Il ruolo sociale della testata giornalistica di informare la comunità, e quindi la bontà del lavoro svolto dai giornalisti, può essere misurato dal Capitale Sociale scambiato tra i suoi membri e dal livello di Benessere (inteso almeno come consapevolezza delle scelte che vengono fatte nella vita quotidiana) della comunità stessa (1).
Gli approcci e le scelte dei modelli delle imprese (sociali) editoriali ovviamente cambiano (dovrebbero) a seconda delle caratteristiche delle comunità.
Una classificazione delle comunità è quella fatta su base geografica. “Dispersed” e “Place Based” sono le definizioni date in un articolo scientifico, “The Effects of Dispersed Virtual Communities on Face-to-Face Social Capital” (2), che studia le dinamiche di accumulo del Capitale Sociale nelle comunità virtuali quando i suoi membri hanno anche la possibilità di frequentarsi offline, in modalità Face-to-Face (FtF). Nello studio si osserva che nelle Dispersed Virtual Community il capitale sociale si accumula perché i suoi membri discutono delle regole (“norms”, quelle che poi applicano nei rapporti FtF) e, aiutandosi, costruiscono un rapporto fiduciario (“trust”) (3). Gli studiosi, nelle conclusioni, raccomandano di dinamicizzare questo circolo virtuoso anche nelle comunità Place Based:
“Virtual community that are explicitly place based (e.g., neighborhood associations) should pay close attention to providing opportunities for people to exchange support and assistance so that they can develop the attachment and loyalty seen in this [dispersed] virtual community in their members.”

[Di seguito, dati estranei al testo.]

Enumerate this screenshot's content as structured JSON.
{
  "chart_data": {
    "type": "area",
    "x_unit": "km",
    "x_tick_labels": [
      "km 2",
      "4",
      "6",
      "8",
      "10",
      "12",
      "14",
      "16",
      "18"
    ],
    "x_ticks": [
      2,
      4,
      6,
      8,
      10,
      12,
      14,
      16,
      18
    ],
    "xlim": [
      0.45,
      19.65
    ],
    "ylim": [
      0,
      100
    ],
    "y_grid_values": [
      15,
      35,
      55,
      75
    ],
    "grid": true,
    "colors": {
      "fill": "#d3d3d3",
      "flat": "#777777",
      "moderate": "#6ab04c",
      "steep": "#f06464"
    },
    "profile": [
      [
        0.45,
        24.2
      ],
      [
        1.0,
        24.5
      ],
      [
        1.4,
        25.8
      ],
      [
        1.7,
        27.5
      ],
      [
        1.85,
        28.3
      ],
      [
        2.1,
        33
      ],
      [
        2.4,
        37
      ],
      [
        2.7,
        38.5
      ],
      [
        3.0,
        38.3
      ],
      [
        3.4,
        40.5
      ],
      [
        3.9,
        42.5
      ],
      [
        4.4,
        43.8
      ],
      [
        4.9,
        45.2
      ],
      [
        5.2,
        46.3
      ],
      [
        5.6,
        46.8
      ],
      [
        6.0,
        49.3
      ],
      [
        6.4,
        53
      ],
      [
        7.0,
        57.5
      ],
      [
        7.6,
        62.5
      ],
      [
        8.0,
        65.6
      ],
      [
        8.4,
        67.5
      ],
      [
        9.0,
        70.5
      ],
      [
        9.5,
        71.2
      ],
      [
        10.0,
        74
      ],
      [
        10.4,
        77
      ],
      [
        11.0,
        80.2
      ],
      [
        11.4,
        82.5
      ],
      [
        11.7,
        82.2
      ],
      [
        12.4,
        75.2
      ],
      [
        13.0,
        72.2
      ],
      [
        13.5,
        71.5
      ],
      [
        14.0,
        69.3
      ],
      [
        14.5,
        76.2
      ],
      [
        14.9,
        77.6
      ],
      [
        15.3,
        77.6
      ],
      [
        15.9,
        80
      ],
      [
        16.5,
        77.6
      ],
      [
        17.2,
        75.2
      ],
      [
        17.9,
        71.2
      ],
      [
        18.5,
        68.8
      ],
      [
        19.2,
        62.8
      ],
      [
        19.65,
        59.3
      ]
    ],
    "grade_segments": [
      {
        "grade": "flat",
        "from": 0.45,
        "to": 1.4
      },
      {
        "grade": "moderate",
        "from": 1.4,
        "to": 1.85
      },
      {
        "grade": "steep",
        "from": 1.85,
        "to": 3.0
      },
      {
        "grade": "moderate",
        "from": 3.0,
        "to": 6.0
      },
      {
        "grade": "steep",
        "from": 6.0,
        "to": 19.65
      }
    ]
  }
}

Torniamo quindi al ruolo sociale del giornalismo e concentriamoci sulle comunità Place-Based, e quindi, al ruolo sociale delle testate locali anche in relazione alla tecnologia scelta (online o carta): come può agire una testata giornalistica locale perché si accumuli capitale sociale?
Faccio delle ipotesi:
(1) I membri della comunità, discutendo nella Piazza o al Bar delle notizie, hanno già stabilito un rapporto fiduciario e regole di comportamento comuni (per esempio le stesse regole da usare nella conversazione). La testata giornalistica, quindi, già svolge egregiamente il suo lavoro senza necessità della versione online.
(2) I membri della comunità non si incontrano offline, non esiste la conversazione in Piazza o al Bar. La testata giornalistica può in tal caso svolgere il suo ruolo sociale solo in un modo: costituendosi online. Tuttavia, proprio per le raccomandazioni riportate nell’articolo, il ruolo del giornale non può esaurirsi online: deve anche creare occasioni di incontro offline.
Ovviamente le tante realtà si pongono tra queste due estremità e le scelte vanno fatte su base sociale stando molto attenti agli effetti che si possono generare: costruire piattaforme virtuali (cioè agire soltanto online) è una pratica secondo me da evitare ogni volta che esiste il rischio di disgregare (liquefare, per dirla alla Bauman) una comunità. Continuo a ritenere che la Rete abbia allontanato la deriva liquida permettendo una riconnessione a chi si stava separando del tutto, sia chiaro. Oltretutto la tecnologia offre sicuramente il modo di catalogare, di organizzare dati e informazioni, non c’è bisogno di dirlo.
Ma, quando la specificità territoriale lo permette, penso ci si debba sforzare a far camminare le connessioni sociali sull’asfalto, piuttosto che sul cavo. E questo è vero quanto più piccola è la comunità. Man mano che le comunità si fanno più grandi, poi, seguendo le raccomandazioni presenti nell’articolo citato, il ruolo sociale della testata si compie tanto più quanto maggiori sono le occasioni create di connettersi anche nelle (piccole) Piazze: riuscite ad immaginare l’arricchimento che si ricaverebbe se iniziative stile “Repubblica delle Idee” avessero luogo nelle Piazze dei piccoli centri italiani (dando parola a chi vive il territorio)?
(1)E’ poi l’equivalente monetario del Capitale Sociale che misura la qualità dell’articolo: due centesimi di euro per articolo è il risultato del mio calcolo secondo un procedimento ampiamente documentato nel libro
(2)Capitolo 3 del libro Social Capital and Information Technology
(3)Una scuola di pensiero sostiene che il capitale sociale si crei e si accumuli quando tra i membri della comunità c’è condivisione di norme di comportamento e fiducia.